La banda de zona oeste presentó No hagas que me arrepienta, su tercer álbum de estudio.
A paso firme y sobre baterías electrónicas, vuelve desde el lejano oeste un sonido oscuro, denso e hipnótico. Winona Riders ya nos había entregado en 2023 Esto es lo que obtenés cuando te cansás de lo que ya obtuviste y El sonido del éxtasis, dos discos en los que la banda exprimió todo el jugo de sus influencias y se presentó como la expresión más arrogante del momento, refundando a patadas el rock psicodélico en nuestro país.
Winona Riders es controversial por su música y su actitud en las tablas, pero también lo es por su público. Ya vimos a esos chicos trepados a las rejas de Niceto Bar, como también los vimos -de a centenares- entrar corriendo con desesperación al anfiteatro del Parque Centenario, sin vallas que puedan contener su efervescencia. En su tercer álbum de estudio, No hagas que me arrepienta, la banda da otro paso en la evolución de su sonido arrollador e hipnótico y, al igual que el flautista de Hamelin, se lleva a los jóvenes lejos de los viejos solemnes y sus mandatos del siglo pasado.
¿A qué suena la revolución?
No hagas que me arrepienta nos abre sus puertas y nos invita a pasar a un “Sacame el cuero” tenebroso, donde hay parlantes sollozando acoples y ruido blanco como el que precede la aparición de algunos monstruos. Ya desde adentro, el aura mística de la banda crece y en su ritual nos convidan con sonidos cada vez más adictivos: un bajo líder y guitarras que se sienten infinitas sobre baterías electrónicas son los elementos que componen esta ceremonia.
En la mitad de “Hondart”, el trance que propone el tema se quiebra por un beat irregular, que se cuela y desata un ritmo raver de adrenalina y persecución. Sin embargo, el track bailable del disco es -sin lugar a duda- “Separados al nacer”, que con una melodía de guitarra filo-hindú que nos conduce a través de la canción. En su parte instrumental incorpora patrones de música disco, incitando al movimiento sin perder el magnetismo.
“680/680” sube la distorsión, estrena un solo de saxo ricotero y anticipa el lado B del álbum, más rockero que la primera parte. Las guitarras vuelven a tener protagonismo, y las letras se tornan explícitas y crudas. Como un tajo al cuadro de las instituciones genocidas, inauguran esta sección con “V.V.”, donde la banda le habla directamente a Victoria Villarruel, vicepresidenta de la Nación, y a sus vínculos íntimos con militares condenados por delitos de lesa humanidad: “Y ya me imagino tu cena familiar / con tu papi, Cozzani y Etchecolatz / y los autos estacionados afuera / una triple hilera de autos verdes hay”.

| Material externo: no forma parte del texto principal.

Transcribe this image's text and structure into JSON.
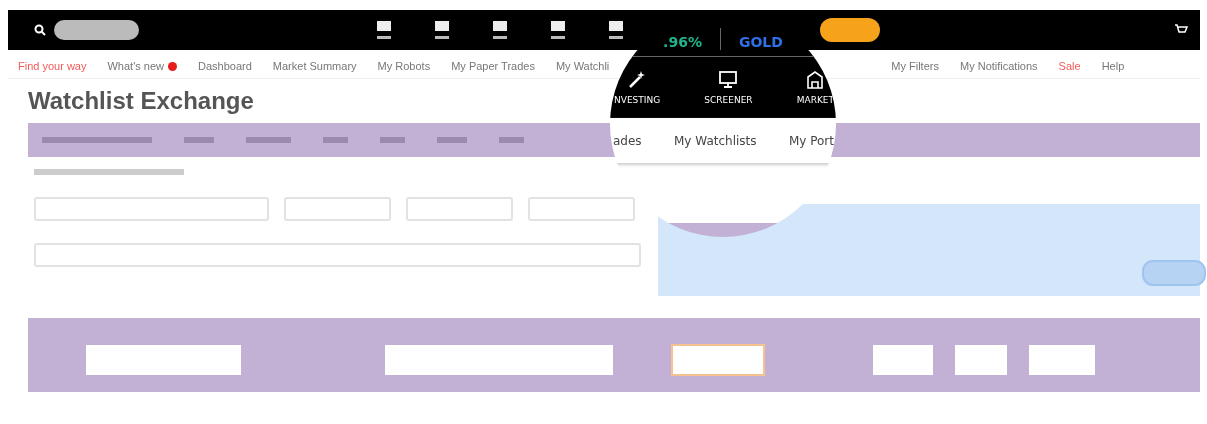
{
  "nav_links": [
    {
      "label": "Find your way",
      "kind": "accent",
      "badge": false
    },
    {
      "label": "What's new",
      "kind": "normal",
      "badge": true
    },
    {
      "label": "Dashboard",
      "kind": "normal",
      "badge": false
    },
    {
      "label": "Market Summary",
      "kind": "normal",
      "badge": false
    },
    {
      "label": "My Robots",
      "kind": "normal",
      "badge": false
    },
    {
      "label": "My Paper Trades",
      "kind": "normal",
      "badge": false
    },
    {
      "label": "My Watchli",
      "kind": "normal",
      "badge": false
    },
    {
      "label": "My Filters",
      "kind": "normal",
      "badge": false
    },
    {
      "label": "My Notifications",
      "kind": "normal",
      "badge": false
    },
    {
      "label": "Sale",
      "kind": "accent",
      "badge": false
    },
    {
      "label": "Help",
      "kind": "normal",
      "badge": false
    }
  ],
  "title": "Watchlist Exchange",
  "magnifier": {
    "ticker": [
      {
        "text": ".96%",
        "kind": "change"
      },
      {
        "text": "GOLD",
        "kind": "symbol"
      }
    ],
    "menu": [
      {
        "label": "NVESTING"
      },
      {
        "label": "SCREENER"
      },
      {
        "label": "MARKET"
      }
    ],
    "nav": [
      {
        "label": "ades"
      },
      {
        "label": "My Watchlists"
      },
      {
        "label": "My Port"
      }
    ]
  }
}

La violencia avanza. Cuando se incorpora a la discusión pública y penetra el tejido social, no se puede pretender que se evapore. Queda circulando y autorreproduciéndose hasta que, eventual y necesariamente, explota. Así, ante la negación del genocidio y de nuestra historia, Winona Riders apunta donde más molesta y dispara con violencia: “¡Victoria! / Yo te vi la bombachita con esvásticas / Te la dio tu papi / Yo lo vi”.
Winona Riders encamina el final del disco en clave de sexo, drogas y rocanrol. En su faceta brillante, con “Fiesta en el ascensor” y “Penetrame”, la banda aprieta la tensión sexual con un lenguaje de intimidad que no necesita traducciones, mientras que la música va in crescendo hasta el clímax.
También aparece el día después del reviente. En “Buscando amor (Por la carretera)”, aparecen el sentimiento de marginalidad, los traumas e incluso la idea del suicidio, mientras que en “Riders” vuelve el espíritu indomable de la banda con ecos de la filosofía punk no future.
Winona Riders encara este presente podrido con bronca y arrogancia en No hagas que me arrepienta. Y sí, molesta, arde y duele. Es la mosca que jode atrás de la oreja. Es un sarpullido en el cuello de quienes pretenden que la revolución cene con cubiertos. Es el perfume de una cólera que empieza a tomar forma y dirección.
En una época en la que la cultura son las joyas, las pistolas y los enemigos imaginarios de traperos fotocopiados, Winona Riders se niega a jugar a la ‘orquesta del Titanic’ y se erige con No hagas que me arrepienta como una bandera contracultural potente, disruptiva y necesaria.